In light of this pandemic we are experiencing, perhaps I need to rethink my article on “What if our Charity Disappeared Tonight?”
There actually will be charities that disappear — some will realize that they don’t have the proper resources to continue. Some may merge with other like-minded charities. Others lack the professionals to execute the plan (which must be reworked anyway). A few may not have a plan at all. Some will be regionalized. I contend that this ‘culling’ is not necessarily a bad thing — it will separate the chaff from the wheat and potentially create more stable non-profits in the long run as opposed to having numerous charities struggling to survive.
A New Winner?
The Social Services group of charities has the potential to come out much stronger after this pandemic is over as opposed to their state of affairs prior to the pandemic. People’s priorities have shifted. As a society, it is incumbent upon all of us to help our most vulnerable populations. At its core, fundraising is about urgency.
This pandemic has shown just how fragile our social safety nets are. It has also shown just how easily one can slip through the cracks. I personally believe that the government will have to completely overhaul the social safety nets that are currently in place, but that is a separate topic.
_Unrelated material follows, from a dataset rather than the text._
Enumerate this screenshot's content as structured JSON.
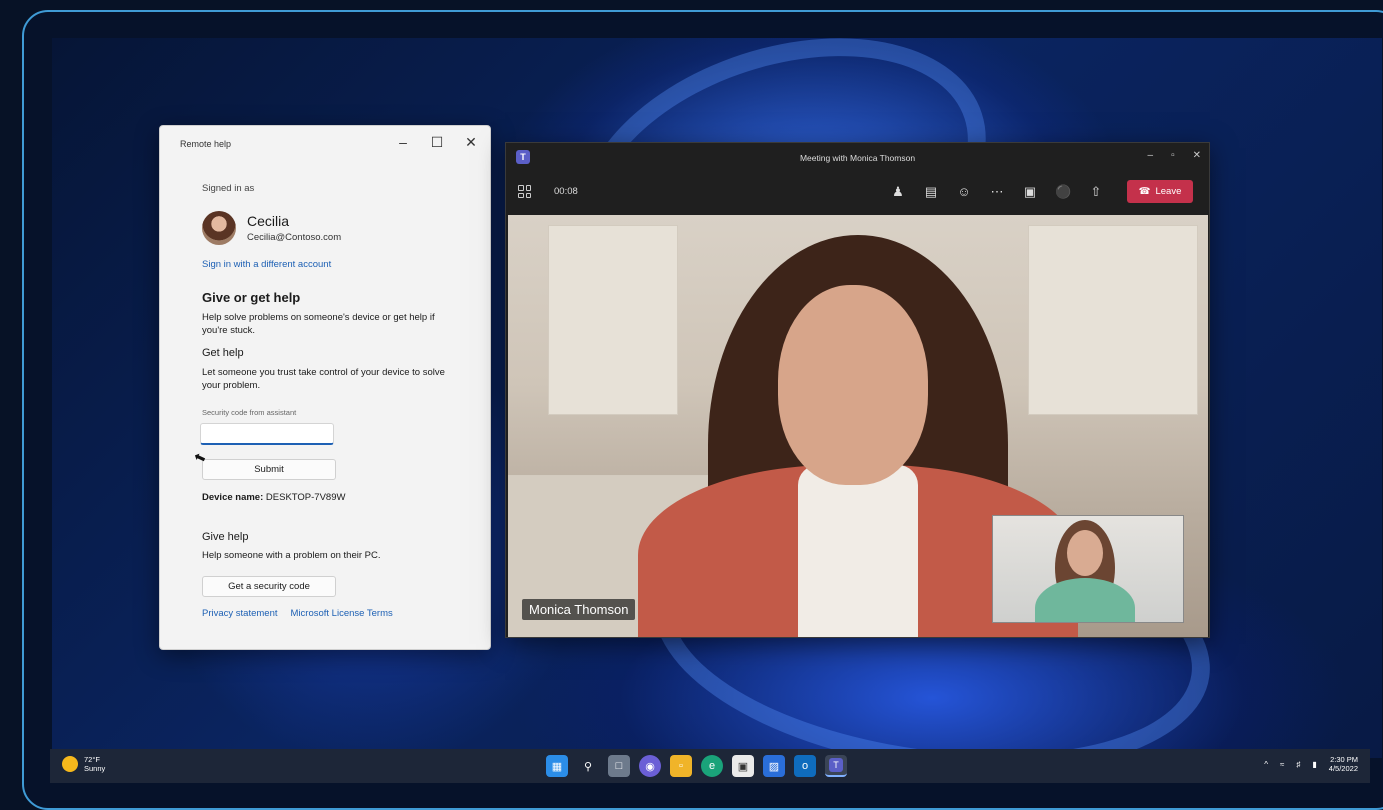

I find it interesting that the world’s leaders have invested billions of dollars in supporting their country’s populations during the pandemic. This is as unemployment is at a rate we have not seen in almost one hundred years. While I find it heartwarming to see the country coming together, I must ask myself what if the same attention was put toward fixing one of society’s issues?
Dare to dream
Just imagine, for a second, that billions of dollars were invested into permanent residences for the lower-income populations. There is obviously a need for more affordable housing throughout the country. When politicians see the need as an emergency, they react swiftly and decisively. This would be a true emergency, not one that is done as a PR stunt.
To re-examine my earlier article about charities disappearing, perhaps this is the time to work collaboratively with other charities for the greater good.
I have often said that if a loved one passes away from cancer and you wish to donate to a charity in their memory, there are dozens (if not hundreds) of charities that you can donate to that have similar mandates — does this not get confusing for donors?
Are you unique?
I think that examining your unique value proposition is probably a very worthwhile exercise to undertake now. I’m not saying that your organization has little value (or, on the flip side, is invaluable). What I am suggesting, however, is that a frank analysis needs to take place. But the first step needs to be checking your ego at the front door. You may very well conclude that your organization is not the best poised to take on the future. And that’s okay. What you need to do now is decide what the next steps should be.
In a worldwide economy where geographic location is playing less importance on people’s philanthropic decisions, what would happen if your charity disappeared tonight?